Don’t think of Pilgrim’s Progress as kids’ stuff or a 17th-century Puritan allegory about people with funny hats. It is up-to-date, God-given food (and warning!) for the Christian’s soul today, and an excellent aid for presenting the gospel to young and not-so-young.
Pilgrim’s burden does not roll away until we are one quarter through Part I. Before that we have experienced the wicket gate (OK, that’s an unfamiliar term; let’s say a door built into a larger door), Pliable, the Slough of Despond, and the Devil throwing water on the flames of grace. That’s gospel, but it is also rich in application to Christian experience. We go on to read of lions at the side of the path, Apollyon in the Valley of Humiliation, and, of course, Vanity Fair.
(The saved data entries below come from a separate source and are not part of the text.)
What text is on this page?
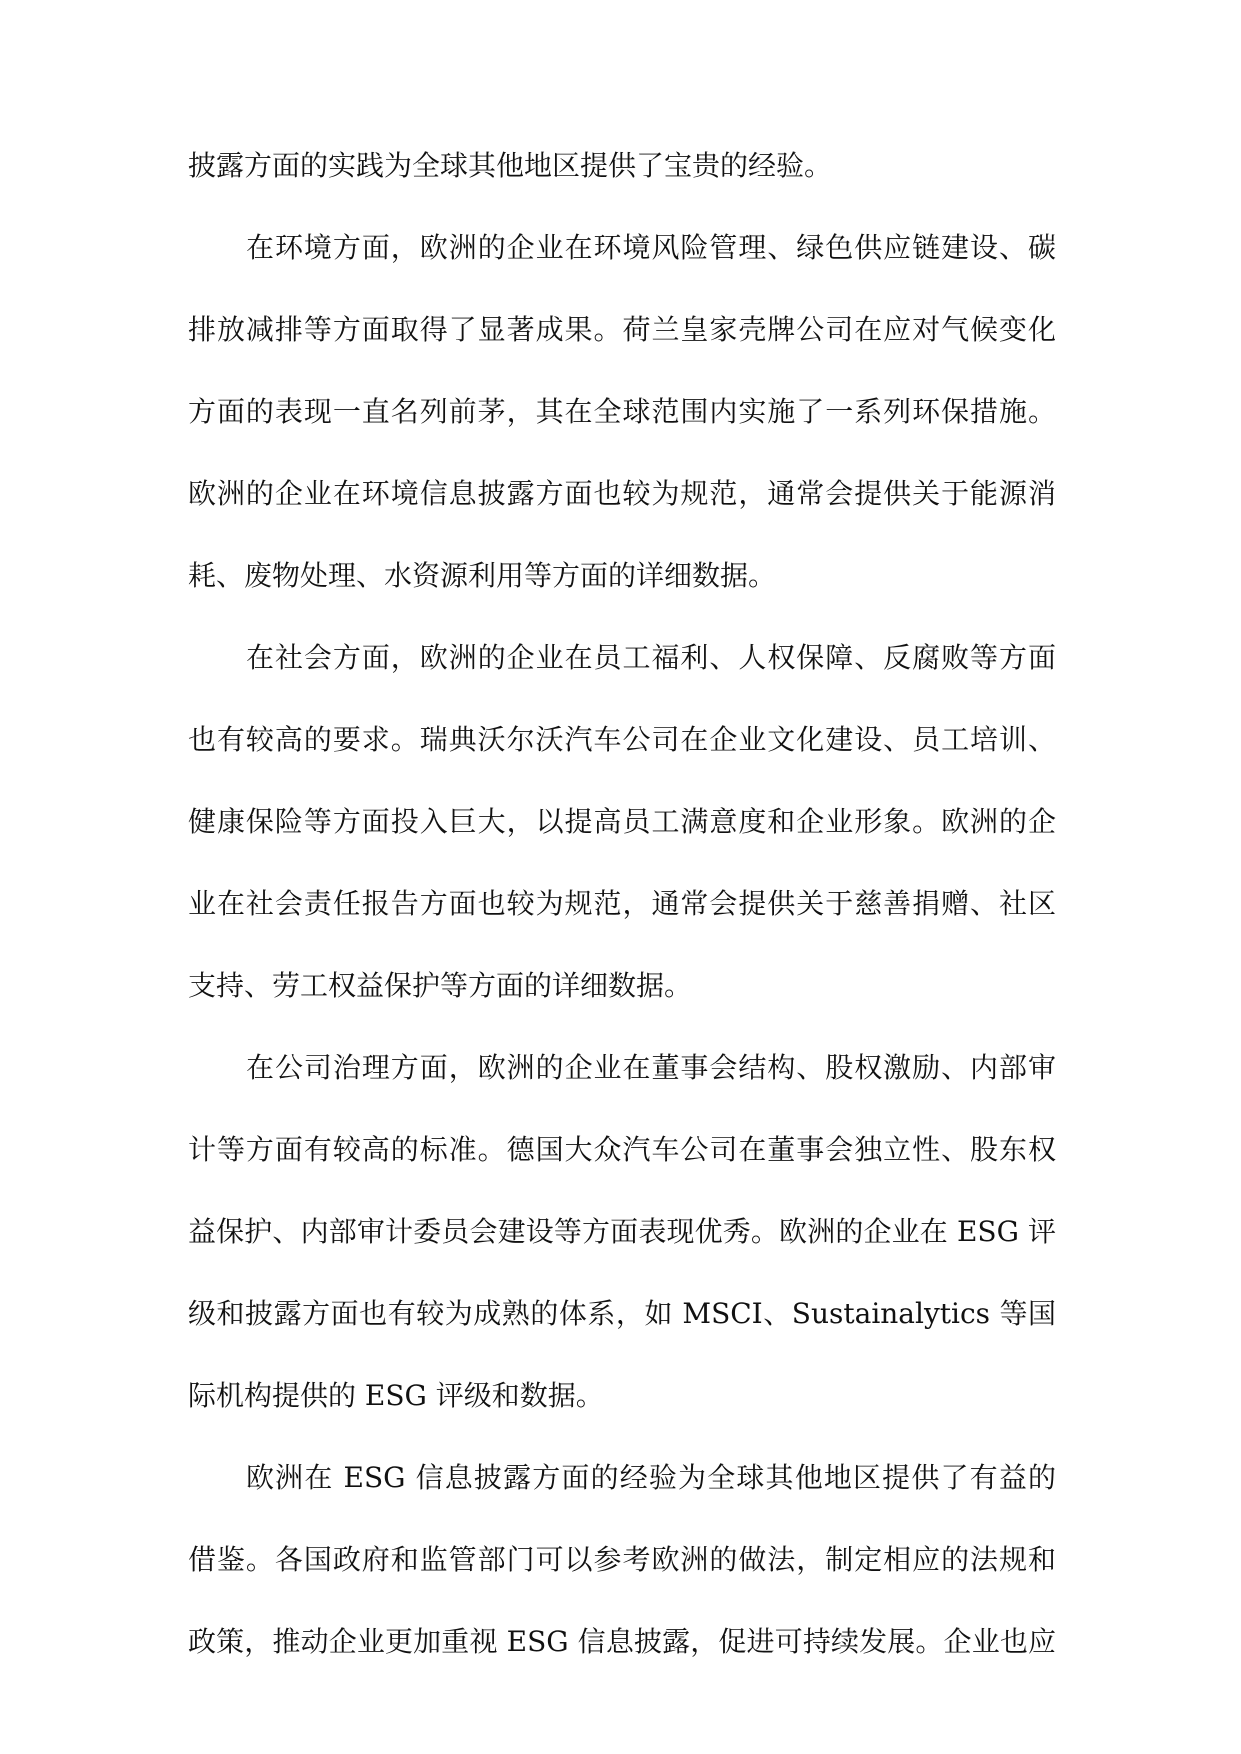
披露方面的实践为全球其他地区提供了宝贵的经验。
在环境方面，欧洲的企业在环境风险管理、绿色供应链建设、碳
排放减排等方面取得了显著成果。荷兰皇家壳牌公司在应对气候变化
方面的表现一直名列前茅，其在全球范围内实施了一系列环保措施。
欧洲的企业在环境信息披露方面也较为规范，通常会提供关于能源消
耗、废物处理、水资源利用等方面的详细数据。
在社会方面，欧洲的企业在员工福利、人权保障、反腐败等方面
也有较高的要求。瑞典沃尔沃汽车公司在企业文化建设、员工培训、
健康保险等方面投入巨大，以提高员工满意度和企业形象。欧洲的企
业在社会责任报告方面也较为规范，通常会提供关于慈善捐赠、社区
支持、劳工权益保护等方面的详细数据。
在公司治理方面，欧洲的企业在董事会结构、股权激励、内部审
计等方面有较高的标准。德国大众汽车公司在董事会独立性、股东权
益保护、内部审计委员会建设等方面表现优秀。欧洲的企业在 ESG 评
级和披露方面也有较为成熟的体系，如 MSCI、Sustainalytics 等国
际机构提供的 ESG 评级和数据。
欧洲在 ESG 信息披露方面的经验为全球其他地区提供了有益的
借鉴。各国政府和监管部门可以参考欧洲的做法，制定相应的法规和
政策，推动企业更加重视 ESG 信息披露，促进可持续发展。企业也应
That’s Christian experience, also rich in gospel truth.
John Bunyan does not take us away from our Bible; he drives us to it. The serious reader, and certainly the conscientious Sunday school teacher, is constantly asking himself what Scripture that unlearned prisoner in Bedford had in mind when he wrote about Worldly Wiseman and the man with the muck rake (I’ve talked about that mournful hunchback a dozen times in ministry meetings). That’s the way we prepare our lessons. We don’t say: “I like that Bible story; is there a verse for unsaved or saved that I could tack on at the end?” No, our thought process is: “My message is summed up in this key verse; what miracle, parable, or Old Testament event illustrates this truth?”
Bunyan doesn’t give us chapter and verse, “the Greek of the matter,” or even Newberry marginal references. However, he gets his message across and in the process perhaps gives us an example to follow. Are we going to imagine that our author was really dreaming, or maybe filling in space, when he spelled out the names of the jury that condemned Faithful to death? Blindman, Nogood, Malice, Lovelust, Liveloose, Heady, Highminded, Enmity, Liar, Cruelty, Hidelight, and Implacable. Had he been reading in, say, Titus 3, or could it be that the Spirit had given him instructions to remind me pointedly that “because of these things cometh the wrath of God upon the children of disobedience. Be ye not therefore partakers with them”?
Sunday school teacher, how many copies of this book have you given as rewards? (You could base a year’s lessons on the Bible in one hand and Pilgrim’s Progress in the other). Assembly overseer, have you suggested to your Sunday school superintendent that skits based on this allegory would make excellent presentations at some special event? Gospel preacher, has your heart thumped as you described how Pilgrim gave three leaps for joy and exclaimed:
Blest cross! blest sepulcher! blest rather be the Man that there was put to shame for me!
Seventy years ago I was shaken when the preacher told us that Ignorance had no certificate to present to the King, and Bunyan “saw that there was a way to hell from the gates of heaven.” Has that language lost its cutting edge in the 21st-century?
This story comes in one hundred languages; in full-length editions and in chopped-down versions; in young adult text and in kiddies’ style; as an Internet book, in videos, and in MP3. A few years ago I downloaded six sets of illustrations, some good, some poor. The series showing Evangelist and all the others as natives of Beijing, or maybe Canton, might appeal to some youth groups in Canada. (The gospel is not an Anglo-Saxon exclusive!)
But let me urge you not to make the mistake of assuming that in these times everyone is dumb or illiterate. Within limits that you will know best, use a reasonably extensive edition with those expressive character names, that unique language and those fearsome beasts as attention-getters. Do people still sit on the Ale-bench? Have you ever been attacked by Giant Despair? What new word did the class – or I – learn today?
Pilgrim progressed “from this world to that which is to come.” Millions of us are on the journey, so the story is relevant! Personally, I am confident of my destiny, but need to learn from Pilgrim’s experiences along the way.